Vor dem Bund-Länder-Gipfel werden Forderungen nach einer Öffnungsstrategie laut, sowohl im Handel als auch bei Schulen. Die Politik aber mahnt zur Vorsicht.
Fast zwei Monate ist es inzwischen her, dass das Robert Koch-Institut (RKI) den höchsten Wert an Neuinfektionen in Deutschland seit Beginn der Pandemie meldete: 33.777 neue Fälle innerhalb von 24 Stunden waren es am 18. Dezember 2020. Wenige Tage zuvor hatten Kanzlerin Angela Merkel und die Ministerpräsidenten der Länder den Lockdown weiter verschärft: Schulen und Kitas, Geschäfte, Friseure, Kosmetikstudios etc. mussten schließen – und das alles kurz vor Weihnachten.
Sieben Wochen nach diesem traurigen Höchstwert an Infektionen stellt sich für Deutschland die Frage: Wie geht es in den kommenden Tagen, Wochen und Monaten weiter? Bleibt alles zu oder kann der Lockdown gelockert – und wenn ja, wie?

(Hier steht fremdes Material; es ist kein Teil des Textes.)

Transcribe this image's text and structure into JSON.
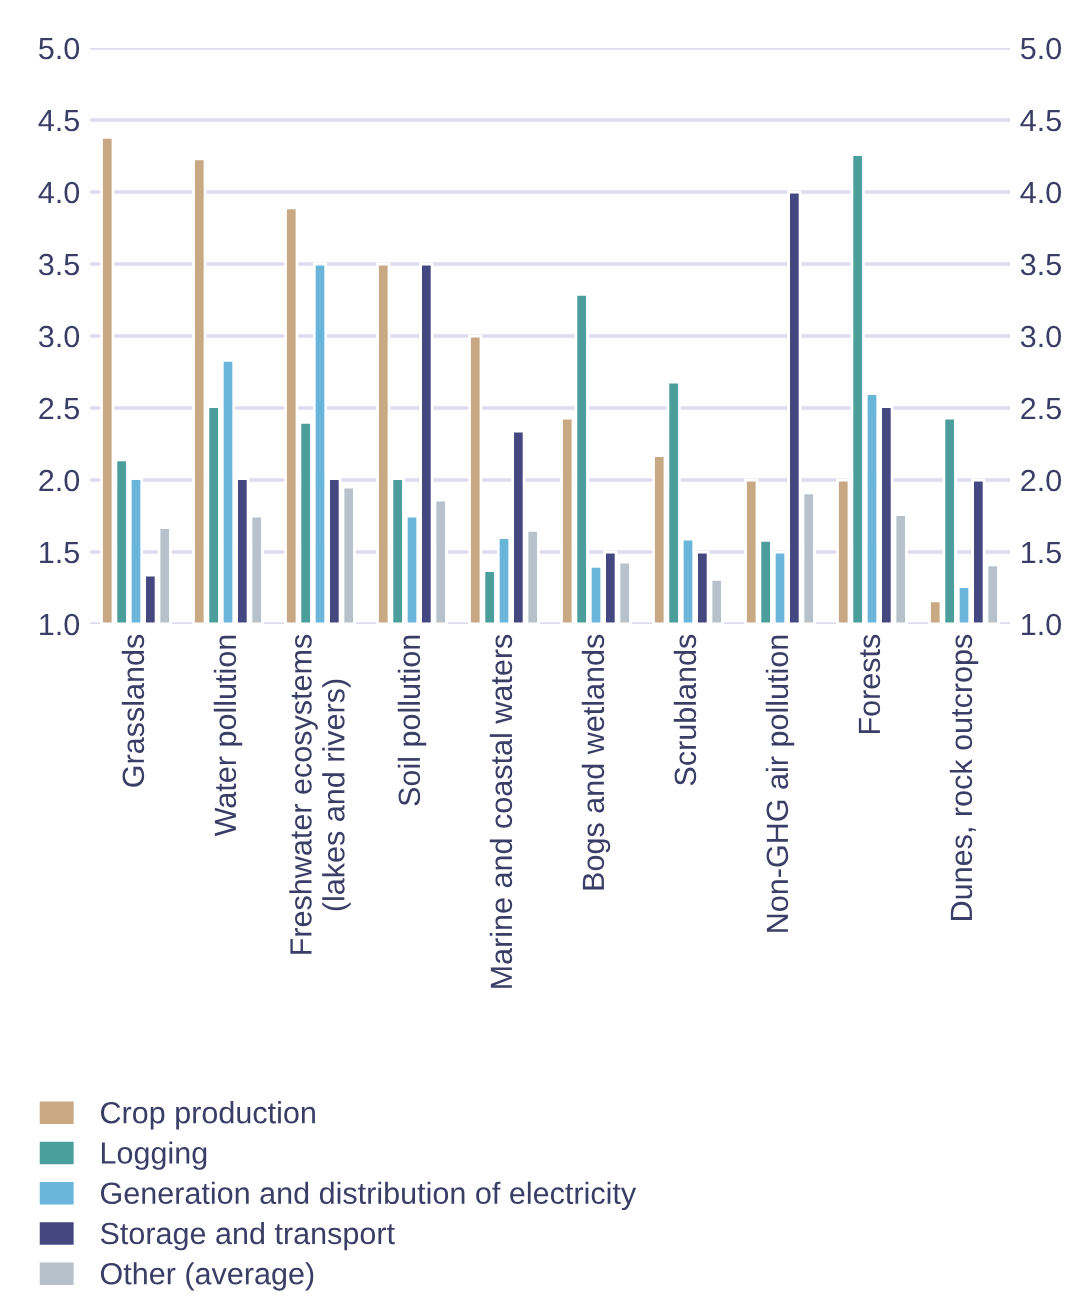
{
  "chart_data": {
    "type": "bar",
    "categories": [
      "Grasslands",
      "Water pollution",
      "Freshwater ecosystems\n(lakes and rivers)",
      "Soil pollution",
      "Marine and coastal waters",
      "Bogs and wetlands",
      "Scrublands",
      "Non-GHG air pollution",
      "Forests",
      "Dunes, rock outcrops"
    ],
    "series": [
      {
        "name": "Crop production",
        "color": "#c9a983",
        "values": [
          4.38,
          4.23,
          3.89,
          3.5,
          3.0,
          2.43,
          2.17,
          2.0,
          2.0,
          1.16
        ]
      },
      {
        "name": "Logging",
        "color": "#4a9e9c",
        "values": [
          2.14,
          2.51,
          2.4,
          2.01,
          1.37,
          3.29,
          2.68,
          1.58,
          4.26,
          2.43
        ]
      },
      {
        "name": "Generation and distribution of electricity",
        "color": "#6bb5da",
        "values": [
          2.01,
          2.83,
          3.5,
          1.75,
          1.6,
          1.4,
          1.59,
          1.5,
          2.6,
          1.26
        ]
      },
      {
        "name": "Storage and transport",
        "color": "#444780",
        "values": [
          1.34,
          2.01,
          2.01,
          3.5,
          2.34,
          1.5,
          1.5,
          4.0,
          2.51,
          2.0
        ]
      },
      {
        "name": "Other (average)",
        "color": "#b6c1cb",
        "values": [
          1.67,
          1.75,
          1.95,
          1.86,
          1.65,
          1.43,
          1.31,
          1.91,
          1.76,
          1.41
        ]
      }
    ],
    "ylim": [
      1.0,
      5.0
    ],
    "yticks": [
      {
        "value": 1.0,
        "label": "1.0"
      },
      {
        "value": 1.5,
        "label": "1.5"
      },
      {
        "value": 2.0,
        "label": "2.0"
      },
      {
        "value": 2.5,
        "label": "2.5"
      },
      {
        "value": 3.0,
        "label": "3.0"
      },
      {
        "value": 3.5,
        "label": "3.5"
      },
      {
        "value": 4.0,
        "label": "4.0"
      },
      {
        "value": 4.5,
        "label": "4.5"
      },
      {
        "value": 5.0,
        "label": "5.0"
      }
    ],
    "y2lim": [
      1.0,
      5.0
    ],
    "y2ticks": [
      {
        "value": 1.0,
        "label": "1.0"
      },
      {
        "value": 1.5,
        "label": "1.5"
      },
      {
        "value": 2.0,
        "label": "2.0"
      },
      {
        "value": 2.5,
        "label": "2.5"
      },
      {
        "value": 3.0,
        "label": "3.0"
      },
      {
        "value": 3.5,
        "label": "3.5"
      },
      {
        "value": 4.0,
        "label": "4.0"
      },
      {
        "value": 4.5,
        "label": "4.5"
      },
      {
        "value": 5.0,
        "label": "5.0"
      }
    ],
    "grid": "y",
    "legend": "bottom left"
  }
}
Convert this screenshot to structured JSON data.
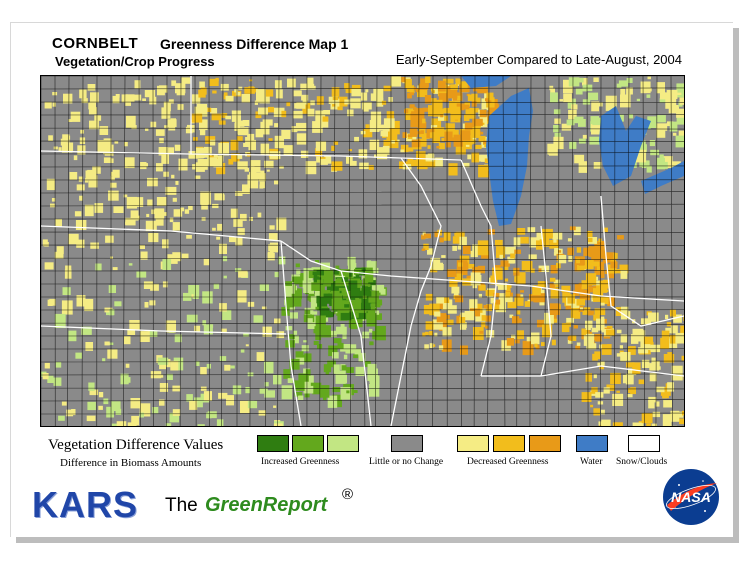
{
  "header": {
    "region": "CORNBELT",
    "map_title": "Greenness Difference Map 1",
    "subtitle": "Vegetation/Crop Progress",
    "period": "Early-September Compared to Late-August, 2004"
  },
  "legend": {
    "title": "Vegetation Difference Values",
    "subtitle": "Difference in Biomass Amounts",
    "classes": [
      {
        "label": "Increased Greenness",
        "colors": [
          "#2f7d11",
          "#63a81d",
          "#c2e683"
        ]
      },
      {
        "label": "Little or no Change",
        "colors": [
          "#8a8a8a"
        ]
      },
      {
        "label": "Decreased Greenness",
        "colors": [
          "#f5ec84",
          "#f2bd1c",
          "#e89a18"
        ]
      },
      {
        "label": "Water",
        "colors": [
          "#3f7cc6"
        ]
      },
      {
        "label": "Snow/Clouds",
        "colors": [
          "#ffffff"
        ]
      }
    ]
  },
  "footer": {
    "brand": "KARS",
    "the": "The",
    "report": "GreenReport",
    "registered": "®",
    "agency_logo": "NASA"
  }
}
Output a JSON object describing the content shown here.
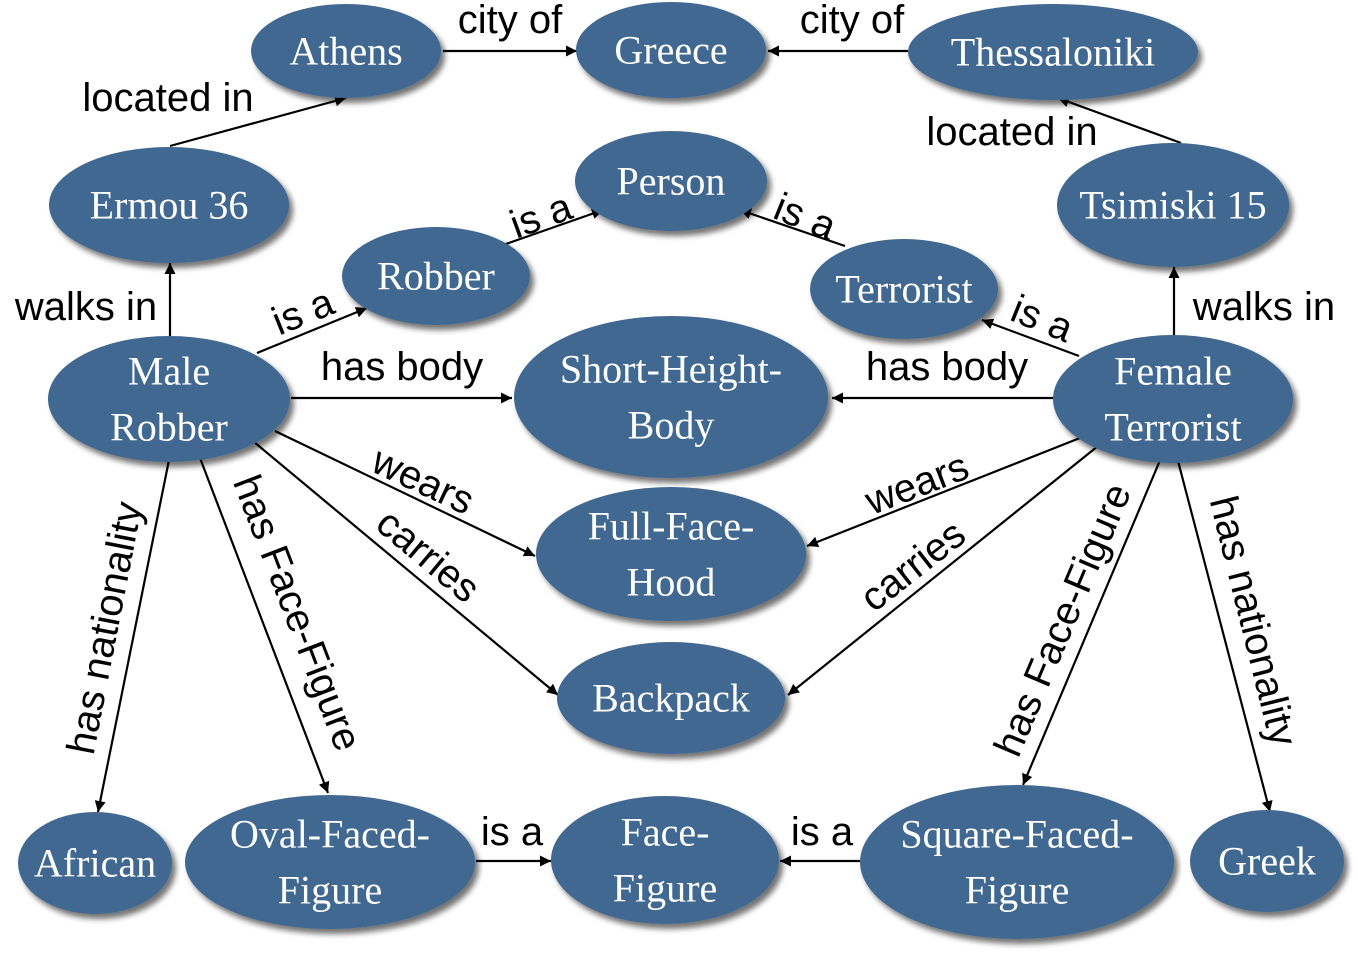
{
  "colors": {
    "node_fill": "#3F6790",
    "node_shadow": "#8A8A8A",
    "edge": "#000000",
    "node_text": "#FFFFFF"
  },
  "nodes": [
    {
      "id": "athens",
      "lines": [
        "Athens"
      ]
    },
    {
      "id": "greece",
      "lines": [
        "Greece"
      ]
    },
    {
      "id": "thessaloniki",
      "lines": [
        "Thessaloniki"
      ]
    },
    {
      "id": "ermou",
      "lines": [
        "Ermou 36"
      ]
    },
    {
      "id": "person",
      "lines": [
        "Person"
      ]
    },
    {
      "id": "tsimiski",
      "lines": [
        "Tsimiski 15"
      ]
    },
    {
      "id": "robber",
      "lines": [
        "Robber"
      ]
    },
    {
      "id": "terrorist",
      "lines": [
        "Terrorist"
      ]
    },
    {
      "id": "male_robber",
      "lines": [
        "Male",
        "Robber"
      ]
    },
    {
      "id": "short_height_body",
      "lines": [
        "Short-Height-",
        "Body"
      ]
    },
    {
      "id": "female_terrorist",
      "lines": [
        "Female",
        "Terrorist"
      ]
    },
    {
      "id": "full_face_hood",
      "lines": [
        "Full-Face-",
        "Hood"
      ]
    },
    {
      "id": "backpack",
      "lines": [
        "Backpack"
      ]
    },
    {
      "id": "african",
      "lines": [
        "African"
      ]
    },
    {
      "id": "oval_faced_figure",
      "lines": [
        "Oval-Faced-",
        "Figure"
      ]
    },
    {
      "id": "face_figure",
      "lines": [
        "Face-",
        "Figure"
      ]
    },
    {
      "id": "square_faced_figure",
      "lines": [
        "Square-Faced-",
        "Figure"
      ]
    },
    {
      "id": "greek",
      "lines": [
        "Greek"
      ]
    }
  ],
  "edges": [
    {
      "id": "athens-city-of-greece",
      "source": "athens",
      "target": "greece",
      "label": "city of"
    },
    {
      "id": "thessaloniki-city-of-greece",
      "source": "thessaloniki",
      "target": "greece",
      "label": "city of"
    },
    {
      "id": "ermou-located-in-athens",
      "source": "ermou",
      "target": "athens",
      "label": "located in"
    },
    {
      "id": "tsimiski-located-in-thessaloniki",
      "source": "tsimiski",
      "target": "thessaloniki",
      "label": "located in"
    },
    {
      "id": "male-robber-walks-in-ermou",
      "source": "male_robber",
      "target": "ermou",
      "label": "walks in"
    },
    {
      "id": "female-terrorist-walks-in-tsimiski",
      "source": "female_terrorist",
      "target": "tsimiski",
      "label": "walks in"
    },
    {
      "id": "male-robber-is-a-robber",
      "source": "male_robber",
      "target": "robber",
      "label": "is a"
    },
    {
      "id": "robber-is-a-person",
      "source": "robber",
      "target": "person",
      "label": "is a"
    },
    {
      "id": "terrorist-is-a-person",
      "source": "terrorist",
      "target": "person",
      "label": "is a"
    },
    {
      "id": "female-terrorist-is-a-terrorist",
      "source": "female_terrorist",
      "target": "terrorist",
      "label": "is a"
    },
    {
      "id": "male-robber-has-body",
      "source": "male_robber",
      "target": "short_height_body",
      "label": "has body"
    },
    {
      "id": "female-terrorist-has-body",
      "source": "female_terrorist",
      "target": "short_height_body",
      "label": "has body"
    },
    {
      "id": "male-robber-wears",
      "source": "male_robber",
      "target": "full_face_hood",
      "label": "wears"
    },
    {
      "id": "female-terrorist-wears",
      "source": "female_terrorist",
      "target": "full_face_hood",
      "label": "wears"
    },
    {
      "id": "male-robber-carries",
      "source": "male_robber",
      "target": "backpack",
      "label": "carries"
    },
    {
      "id": "female-terrorist-carries",
      "source": "female_terrorist",
      "target": "backpack",
      "label": "carries"
    },
    {
      "id": "male-robber-has-nationality",
      "source": "male_robber",
      "target": "african",
      "label": "has nationality"
    },
    {
      "id": "male-robber-has-face-figure",
      "source": "male_robber",
      "target": "oval_faced_figure",
      "label": "has Face-Figure"
    },
    {
      "id": "female-terrorist-has-face-figure",
      "source": "female_terrorist",
      "target": "square_faced_figure",
      "label": "has Face-Figure"
    },
    {
      "id": "female-terrorist-has-nationality",
      "source": "female_terrorist",
      "target": "greek",
      "label": "has nationality"
    },
    {
      "id": "oval-is-a-face-figure",
      "source": "oval_faced_figure",
      "target": "face_figure",
      "label": "is a"
    },
    {
      "id": "square-is-a-face-figure",
      "source": "square_faced_figure",
      "target": "face_figure",
      "label": "is a"
    }
  ]
}
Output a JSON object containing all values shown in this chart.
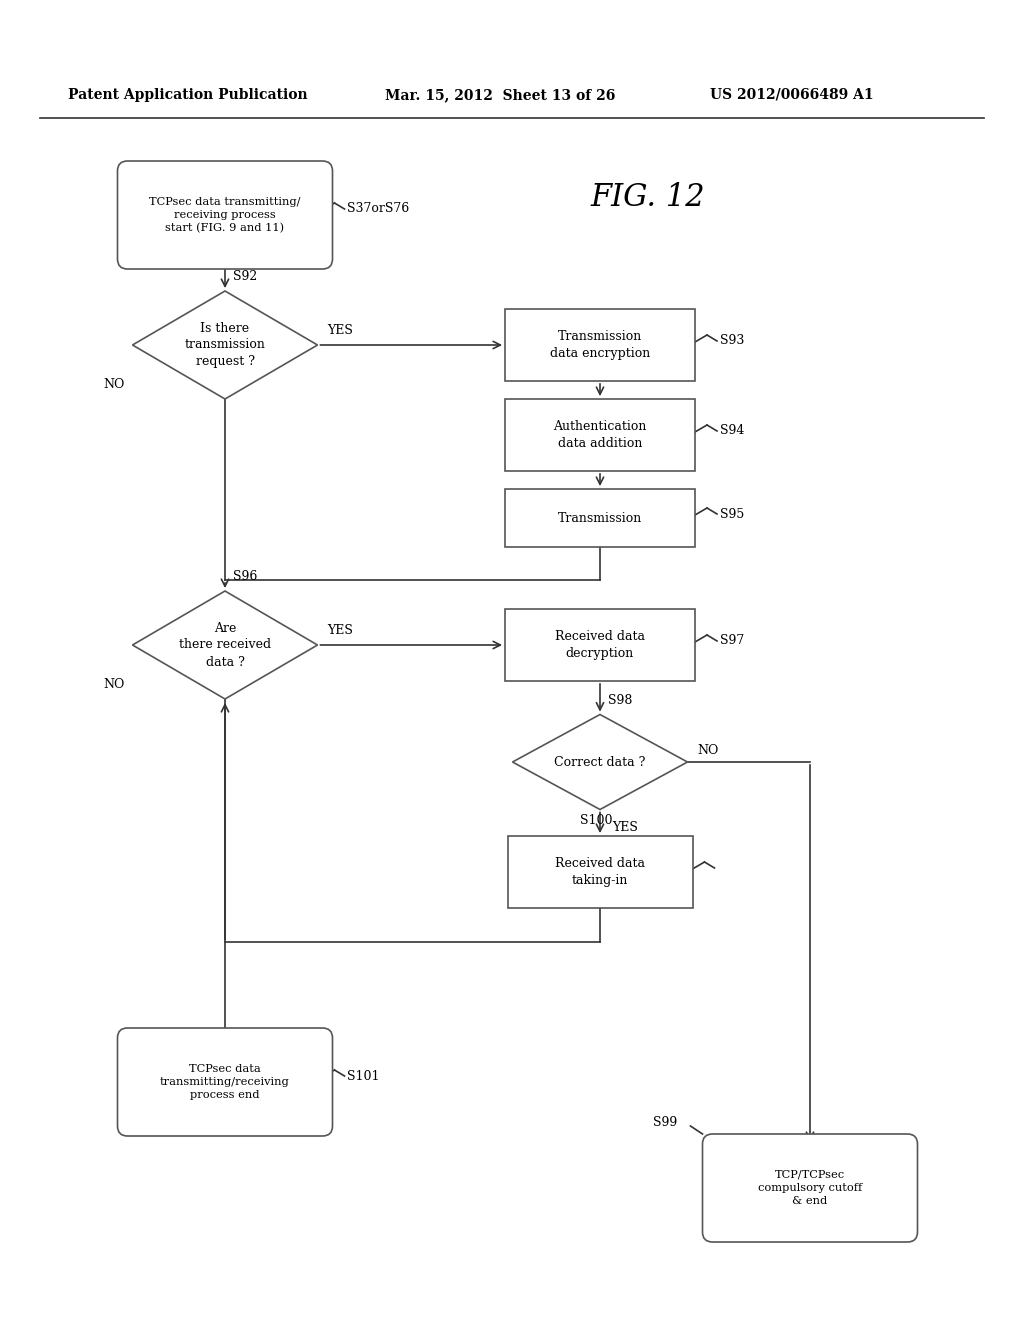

Die Zahl der täglichen Neuinfektionen hat sich inzwischen stark verringert. In der ersten Februarwoche lag der Höchstwert bei rund 13.000. Am Montagmorgen lag die deutschlandweite Sieben-Tage-Inzidenz laut Robert Koch-Institut (RKI) sogar nur bei 76. Aber reicht das für umfangreiche Lockerungen?
Genau darüber wollen Kanzlerin Merkel und die Länderchefs auf einem Gipfel am kommenden Mittwoch beraten. Der derzeitige harte Corona-Lockdown ist vorerst bis zum 14. Februar befristet. Auch wenn sich Stimmen für Öffnungsstrategien mehren und die Zahlen sinken, zeichnet sich eine Lockdown-Verlängerung bis 28. Februar ab, wie "Business Insider" und das "Redaktionsnetzwerk Deutschland" übereinstimmend berichten. Möglich aber, dass zum Beispiel Friseure oder Schulen und Kitas unter Auflagen öffnen können.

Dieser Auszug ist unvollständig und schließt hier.